LONDON (Reuters) – Britain’s parliamentary Speaker reprimanded Prime Minister Boris Johnson’s government on Wednesday for disregarding the House of Commons with its COVID-19 measures, calling on ministers to better include lawmakers in their decisions.

But Lindsay Hoyle decided against allowing lawmakers the chance to consider a so-called amendment to a vote on the extension of emergency laws to impose restrictions that would have made sure parliament played a greater role.

Several lawmakers from Johnson’s own Conservative Party have threatened to rebel against the government over renewing the Coronavirus Act, which some said had allowed it to govern by diktat and deprive people of their civil liberties.

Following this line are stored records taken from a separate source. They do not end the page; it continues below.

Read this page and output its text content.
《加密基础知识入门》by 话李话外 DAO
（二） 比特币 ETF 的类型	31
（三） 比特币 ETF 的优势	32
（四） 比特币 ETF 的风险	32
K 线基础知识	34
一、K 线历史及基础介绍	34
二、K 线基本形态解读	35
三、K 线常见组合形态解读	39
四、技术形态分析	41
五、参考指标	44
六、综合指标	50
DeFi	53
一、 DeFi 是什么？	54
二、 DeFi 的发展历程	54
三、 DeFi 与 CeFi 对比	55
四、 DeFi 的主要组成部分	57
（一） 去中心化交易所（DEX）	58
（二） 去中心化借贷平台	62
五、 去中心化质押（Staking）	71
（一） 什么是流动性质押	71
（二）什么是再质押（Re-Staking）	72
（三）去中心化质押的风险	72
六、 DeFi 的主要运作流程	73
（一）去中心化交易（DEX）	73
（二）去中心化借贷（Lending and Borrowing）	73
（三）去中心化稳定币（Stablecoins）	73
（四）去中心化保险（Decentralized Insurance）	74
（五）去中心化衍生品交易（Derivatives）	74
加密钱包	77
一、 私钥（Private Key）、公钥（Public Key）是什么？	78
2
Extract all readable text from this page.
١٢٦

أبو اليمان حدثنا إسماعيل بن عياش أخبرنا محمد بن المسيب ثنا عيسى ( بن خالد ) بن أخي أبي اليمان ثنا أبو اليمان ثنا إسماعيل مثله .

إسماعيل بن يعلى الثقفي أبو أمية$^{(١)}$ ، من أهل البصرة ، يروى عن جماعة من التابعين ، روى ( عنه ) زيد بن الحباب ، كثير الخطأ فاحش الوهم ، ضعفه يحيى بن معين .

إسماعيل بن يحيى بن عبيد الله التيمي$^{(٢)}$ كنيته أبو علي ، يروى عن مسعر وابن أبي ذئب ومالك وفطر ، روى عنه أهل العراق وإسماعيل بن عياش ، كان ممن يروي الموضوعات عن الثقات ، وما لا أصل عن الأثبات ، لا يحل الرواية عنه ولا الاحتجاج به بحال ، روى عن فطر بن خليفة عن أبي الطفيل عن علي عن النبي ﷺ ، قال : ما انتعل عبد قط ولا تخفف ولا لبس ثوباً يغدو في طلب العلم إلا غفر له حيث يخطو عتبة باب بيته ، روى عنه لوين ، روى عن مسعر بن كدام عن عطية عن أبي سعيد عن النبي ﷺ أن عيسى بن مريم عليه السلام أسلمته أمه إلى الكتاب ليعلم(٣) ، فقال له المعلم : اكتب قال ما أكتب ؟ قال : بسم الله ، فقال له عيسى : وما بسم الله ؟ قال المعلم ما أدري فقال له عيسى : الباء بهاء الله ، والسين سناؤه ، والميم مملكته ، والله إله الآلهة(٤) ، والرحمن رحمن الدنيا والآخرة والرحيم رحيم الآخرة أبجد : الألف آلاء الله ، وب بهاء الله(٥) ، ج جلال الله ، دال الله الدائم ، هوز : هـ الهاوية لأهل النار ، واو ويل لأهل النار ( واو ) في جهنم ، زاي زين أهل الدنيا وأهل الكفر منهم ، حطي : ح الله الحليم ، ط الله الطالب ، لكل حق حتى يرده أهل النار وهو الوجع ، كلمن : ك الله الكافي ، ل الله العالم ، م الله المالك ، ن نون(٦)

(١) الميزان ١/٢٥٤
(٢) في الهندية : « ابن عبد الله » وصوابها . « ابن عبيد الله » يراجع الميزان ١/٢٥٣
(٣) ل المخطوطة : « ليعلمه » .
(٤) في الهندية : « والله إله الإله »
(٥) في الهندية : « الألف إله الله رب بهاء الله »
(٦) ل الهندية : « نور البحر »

“The way in which the government has exercised its powers to make secondary legislation during this crisis has been totally unsatisfactory,” Hoyle told parliament, adding some explanations the government had offered on why it had bypassed parliament showed a “total disregard” for lawmakers.

“The government must make greater efforts to prepare measures more quickly, so that this House can debate and decide upon the most significant measures at the earliest possible point,” he added.

A rebellion would dent Johnson’s authority and ministers have been trying to defuse any revolt by promising parliament they would involve it more.

A spokesman for Johnson said the government was “looking at further ways to involve parliament in the process in advance …I think at the same time it does remain vital that we can move quickly to stop the virus spreading.”

Health minister Matt Hancock will address parliament later when he will set out the government’s plans.

Hoyle said he sympathised with lawmakers’ concerns, but could not allow parliament to vote on an amendment by senior Conservative Graham Brady which would have forced the government to get parliamentary approval before any more national restrictions were imposed.

“I now look to the government to rebuild trust with this House and not treat it with the contempt that it has shown,” he said.